Example: Container 1 in Tenant 1 contains Finance data of multiple Divisions, Container 3 in Tenant 2 is built only for Division ‘A’ and Container 4 in tenant 2 is built for Division ‘B’ then single SDA connection with SSO authentication can used for both with different authorizations at the source tenant 1.

  1. Virtual access using SDA with Technical user: SDA connection with technical user can be used in same way as SDA with SSO. The only limitation with SDA using technical user that Technical user in source tenant need to be given wide authorizations. There is no flexibility to design the users or user groups based authorization in the source tenant.

Example: Container 1 in Tenant 1 contains master data which can be shared with all the other container without any authorization restrictions then single SDA connection with technical user can used to virtualise the data from the source tenant 1.

  1. Virtual access using User Provided service (UPS): User provided service can be created only using technical user.
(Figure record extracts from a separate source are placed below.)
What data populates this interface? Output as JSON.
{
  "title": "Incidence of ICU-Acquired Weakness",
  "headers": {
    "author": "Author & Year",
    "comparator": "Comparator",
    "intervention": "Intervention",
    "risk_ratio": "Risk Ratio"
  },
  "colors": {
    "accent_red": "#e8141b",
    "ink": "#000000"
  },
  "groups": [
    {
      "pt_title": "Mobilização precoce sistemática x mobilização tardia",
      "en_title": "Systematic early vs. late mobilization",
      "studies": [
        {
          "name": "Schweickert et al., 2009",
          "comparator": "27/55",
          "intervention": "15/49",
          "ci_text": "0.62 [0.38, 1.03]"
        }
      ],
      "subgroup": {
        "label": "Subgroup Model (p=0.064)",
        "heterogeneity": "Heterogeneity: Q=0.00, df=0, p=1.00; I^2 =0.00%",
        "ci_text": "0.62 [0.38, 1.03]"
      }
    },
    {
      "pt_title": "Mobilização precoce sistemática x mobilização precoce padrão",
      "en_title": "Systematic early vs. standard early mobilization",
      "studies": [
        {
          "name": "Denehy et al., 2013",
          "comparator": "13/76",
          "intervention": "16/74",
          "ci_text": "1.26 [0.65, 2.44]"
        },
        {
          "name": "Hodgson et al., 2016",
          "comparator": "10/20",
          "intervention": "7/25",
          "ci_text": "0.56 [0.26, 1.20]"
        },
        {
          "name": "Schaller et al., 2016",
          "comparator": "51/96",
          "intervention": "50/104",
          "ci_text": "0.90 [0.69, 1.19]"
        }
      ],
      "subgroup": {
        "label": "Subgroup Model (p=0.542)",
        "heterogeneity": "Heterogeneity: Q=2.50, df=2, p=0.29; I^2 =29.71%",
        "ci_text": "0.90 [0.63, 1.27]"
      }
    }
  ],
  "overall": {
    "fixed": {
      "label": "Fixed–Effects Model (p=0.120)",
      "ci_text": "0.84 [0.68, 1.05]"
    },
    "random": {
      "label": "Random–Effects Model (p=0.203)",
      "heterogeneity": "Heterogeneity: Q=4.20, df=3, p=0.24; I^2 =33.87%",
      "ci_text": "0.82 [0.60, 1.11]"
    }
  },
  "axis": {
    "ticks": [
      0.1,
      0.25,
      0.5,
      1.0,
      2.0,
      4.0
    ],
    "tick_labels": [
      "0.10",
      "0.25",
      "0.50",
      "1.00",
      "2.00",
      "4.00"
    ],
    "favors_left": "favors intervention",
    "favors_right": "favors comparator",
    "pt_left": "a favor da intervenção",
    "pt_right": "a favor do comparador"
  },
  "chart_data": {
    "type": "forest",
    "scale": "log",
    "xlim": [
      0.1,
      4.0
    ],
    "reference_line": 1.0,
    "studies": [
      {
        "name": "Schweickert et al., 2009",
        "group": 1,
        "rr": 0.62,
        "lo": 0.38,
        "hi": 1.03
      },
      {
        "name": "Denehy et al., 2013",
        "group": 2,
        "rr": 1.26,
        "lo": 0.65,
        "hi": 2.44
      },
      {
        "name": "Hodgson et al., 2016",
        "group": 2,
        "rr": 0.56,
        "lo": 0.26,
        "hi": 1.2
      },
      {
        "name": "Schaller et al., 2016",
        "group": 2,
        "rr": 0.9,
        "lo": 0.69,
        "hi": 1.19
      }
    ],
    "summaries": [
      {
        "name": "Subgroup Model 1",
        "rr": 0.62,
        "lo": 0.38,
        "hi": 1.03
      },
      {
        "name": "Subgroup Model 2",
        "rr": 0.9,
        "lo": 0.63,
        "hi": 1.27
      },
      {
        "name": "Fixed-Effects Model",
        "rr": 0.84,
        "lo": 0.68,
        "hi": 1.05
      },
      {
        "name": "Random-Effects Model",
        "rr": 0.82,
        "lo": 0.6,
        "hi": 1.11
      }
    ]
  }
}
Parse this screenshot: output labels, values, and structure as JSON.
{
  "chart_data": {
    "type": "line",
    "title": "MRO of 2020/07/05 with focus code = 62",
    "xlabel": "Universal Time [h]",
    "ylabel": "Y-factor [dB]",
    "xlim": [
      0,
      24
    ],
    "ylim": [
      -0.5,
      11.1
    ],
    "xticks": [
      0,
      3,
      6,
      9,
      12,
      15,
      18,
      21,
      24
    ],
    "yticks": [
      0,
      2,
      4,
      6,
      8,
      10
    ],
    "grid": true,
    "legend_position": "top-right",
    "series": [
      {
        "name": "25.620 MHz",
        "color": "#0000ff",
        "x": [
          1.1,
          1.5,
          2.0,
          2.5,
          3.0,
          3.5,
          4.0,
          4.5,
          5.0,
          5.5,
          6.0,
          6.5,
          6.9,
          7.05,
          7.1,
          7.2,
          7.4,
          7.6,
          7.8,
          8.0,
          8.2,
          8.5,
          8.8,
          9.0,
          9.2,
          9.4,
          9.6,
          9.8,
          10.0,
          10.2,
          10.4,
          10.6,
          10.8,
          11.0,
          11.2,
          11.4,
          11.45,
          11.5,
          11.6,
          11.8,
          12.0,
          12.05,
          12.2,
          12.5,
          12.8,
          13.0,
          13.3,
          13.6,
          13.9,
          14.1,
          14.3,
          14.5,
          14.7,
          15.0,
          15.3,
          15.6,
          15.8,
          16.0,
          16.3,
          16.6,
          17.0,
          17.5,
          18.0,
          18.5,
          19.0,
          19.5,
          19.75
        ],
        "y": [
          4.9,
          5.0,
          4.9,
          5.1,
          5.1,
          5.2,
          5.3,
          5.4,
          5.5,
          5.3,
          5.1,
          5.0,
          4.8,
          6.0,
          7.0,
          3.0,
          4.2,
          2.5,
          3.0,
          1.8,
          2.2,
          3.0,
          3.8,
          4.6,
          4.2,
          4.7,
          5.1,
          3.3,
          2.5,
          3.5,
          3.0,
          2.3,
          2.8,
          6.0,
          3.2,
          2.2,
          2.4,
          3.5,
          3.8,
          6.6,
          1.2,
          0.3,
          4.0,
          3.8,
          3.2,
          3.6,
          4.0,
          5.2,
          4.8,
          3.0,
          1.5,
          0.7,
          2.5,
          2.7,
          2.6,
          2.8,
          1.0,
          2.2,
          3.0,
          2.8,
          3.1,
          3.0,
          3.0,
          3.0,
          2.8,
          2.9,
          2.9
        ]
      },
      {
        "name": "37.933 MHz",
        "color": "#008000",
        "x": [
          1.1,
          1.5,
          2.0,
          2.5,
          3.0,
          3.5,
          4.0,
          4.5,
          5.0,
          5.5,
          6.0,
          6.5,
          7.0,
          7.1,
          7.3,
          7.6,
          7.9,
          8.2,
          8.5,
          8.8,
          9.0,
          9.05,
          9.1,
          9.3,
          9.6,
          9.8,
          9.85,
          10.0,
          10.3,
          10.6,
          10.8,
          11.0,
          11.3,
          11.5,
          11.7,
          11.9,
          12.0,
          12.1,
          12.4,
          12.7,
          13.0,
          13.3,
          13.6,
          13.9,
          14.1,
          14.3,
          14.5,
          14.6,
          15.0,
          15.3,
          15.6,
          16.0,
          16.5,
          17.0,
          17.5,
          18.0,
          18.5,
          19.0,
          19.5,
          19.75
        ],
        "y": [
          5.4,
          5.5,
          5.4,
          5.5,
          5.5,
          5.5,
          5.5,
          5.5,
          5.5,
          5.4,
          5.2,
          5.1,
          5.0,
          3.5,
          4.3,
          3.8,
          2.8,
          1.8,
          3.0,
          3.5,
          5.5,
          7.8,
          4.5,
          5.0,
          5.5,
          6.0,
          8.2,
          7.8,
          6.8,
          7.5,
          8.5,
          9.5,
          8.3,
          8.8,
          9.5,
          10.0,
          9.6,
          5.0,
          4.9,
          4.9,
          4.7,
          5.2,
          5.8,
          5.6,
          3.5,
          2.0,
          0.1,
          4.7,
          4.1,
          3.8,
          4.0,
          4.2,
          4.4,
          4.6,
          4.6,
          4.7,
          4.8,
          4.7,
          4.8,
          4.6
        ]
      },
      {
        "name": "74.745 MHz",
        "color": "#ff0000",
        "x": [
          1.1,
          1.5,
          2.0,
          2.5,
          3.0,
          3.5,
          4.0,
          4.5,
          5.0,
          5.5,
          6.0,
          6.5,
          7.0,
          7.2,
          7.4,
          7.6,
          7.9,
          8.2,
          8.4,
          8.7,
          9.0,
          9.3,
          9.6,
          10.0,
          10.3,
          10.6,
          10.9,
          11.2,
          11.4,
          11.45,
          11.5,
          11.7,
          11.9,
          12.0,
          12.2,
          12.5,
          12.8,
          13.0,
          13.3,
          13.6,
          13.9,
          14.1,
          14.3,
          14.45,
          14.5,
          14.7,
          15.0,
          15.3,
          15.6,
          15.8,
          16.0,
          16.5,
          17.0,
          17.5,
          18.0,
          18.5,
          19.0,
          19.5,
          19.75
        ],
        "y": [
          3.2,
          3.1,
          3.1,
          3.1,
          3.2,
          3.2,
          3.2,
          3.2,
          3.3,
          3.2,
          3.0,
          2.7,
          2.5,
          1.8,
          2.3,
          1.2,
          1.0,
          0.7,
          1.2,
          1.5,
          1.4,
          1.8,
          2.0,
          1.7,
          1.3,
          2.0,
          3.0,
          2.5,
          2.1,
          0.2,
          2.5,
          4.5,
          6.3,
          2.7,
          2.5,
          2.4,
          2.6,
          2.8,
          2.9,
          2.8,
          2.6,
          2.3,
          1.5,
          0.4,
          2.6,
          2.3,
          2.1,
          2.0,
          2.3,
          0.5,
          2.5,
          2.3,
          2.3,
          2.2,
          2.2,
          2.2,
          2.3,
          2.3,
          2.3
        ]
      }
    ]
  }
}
It can be used in most of the data virtualization scenarios. In cross tenant and cross space scenarios. It works in same way as SDA with Technical user. In case of container in same space UPS can be created without using technical user. There is no restriction on what data and views can be seen by other containers.

Example: Single application can be divided into 2 projects in same space for modelling simplicity like Container 1 and Container 2 in Space 1. These 2 projects can share the data without any restriction among them using UPS.

Hope, this blog will help you to take right decisions while designing the HANA XSA Architecture for data and application isolation and to achieve the data virtualization using different techniques.